Fowler nudged him with an elbow. “Act like you’ve been here before.”
“But I haven’t. Have you?”
Fowler shook his head and pointed to a row of archways at the back, their openings partially concealed with clacking strings of multico
lored glass beads. Men and women parted the curtains, heading in and out, offering glimpses of felt-covered tables, card players, and spinning roulette wheels. “The high-rollers must hang out in there. I’d like a peek.”
“Go on, fellas. Make yourselves comfortable. Oakesy and I will find a table. Come back when you’re good and ready. Here’s some seed money.” Preston peeled off bills from a stack of crisp green lettuce. “Let’s see who’s lucky tonight.”
Fowler, Whipple, and Devereaux headed for the card room. The other three New Colonists, whose names are not important, grabbed their allowances and advanced like a line of windup automatons to the club’s poker tables, where they leave our story, never to return.
Balthazarr, Preston, and I ambled over to the bar in the corner.
Preston bought three whiskies. Balthazarr made a beeline for an empty table. A bull wearing a tuxedo stopped him, informing him that table was reserved, and he needed to look elsewhere.
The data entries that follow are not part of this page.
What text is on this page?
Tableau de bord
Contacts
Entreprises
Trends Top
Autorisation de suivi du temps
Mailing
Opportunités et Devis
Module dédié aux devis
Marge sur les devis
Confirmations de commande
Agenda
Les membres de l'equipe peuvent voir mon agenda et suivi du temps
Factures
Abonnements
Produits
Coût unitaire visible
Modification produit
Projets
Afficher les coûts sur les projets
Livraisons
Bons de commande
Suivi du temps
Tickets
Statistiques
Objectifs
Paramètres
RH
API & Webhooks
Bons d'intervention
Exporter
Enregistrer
Balthazarr apologized but never broke eye contact with the bouncer.
“There’s a table,” I said. “Those people are leaving.” I grabbed a chair, sat down.
“That’s Naomi O’Bannion’s table you tried to steal, Juan Hugo. Strictly off limits,” Preston said, sliding into a seat nestled between Balthazarr and me.
I recognized Naomi’s name from the bootleggers’ camp. Winston had mentioned her talking to Freddie in the ice truck, while I was rolling around with mackerel. My mind flashed to the ditch, on their eyeless faces gaping at the stars through the pine needles.
“Who is O’Bannion?” Balthazarr asked, sipping his bootleg drink.
“Her family sells vice in this city. Naomi’s fiancé is Peter Clover. This is his place.”
“Ah, so that goon is her goon.” Balthazarr was still watching the club muscleman.
“Somebody’s making a killing tonight. The place is packed,” I said.
“Alden’s never been here,” Preston said. “But Minnie and I love it. The club really swings. You wouldn’t believe what we’ve seen happen down here. Crazy things.”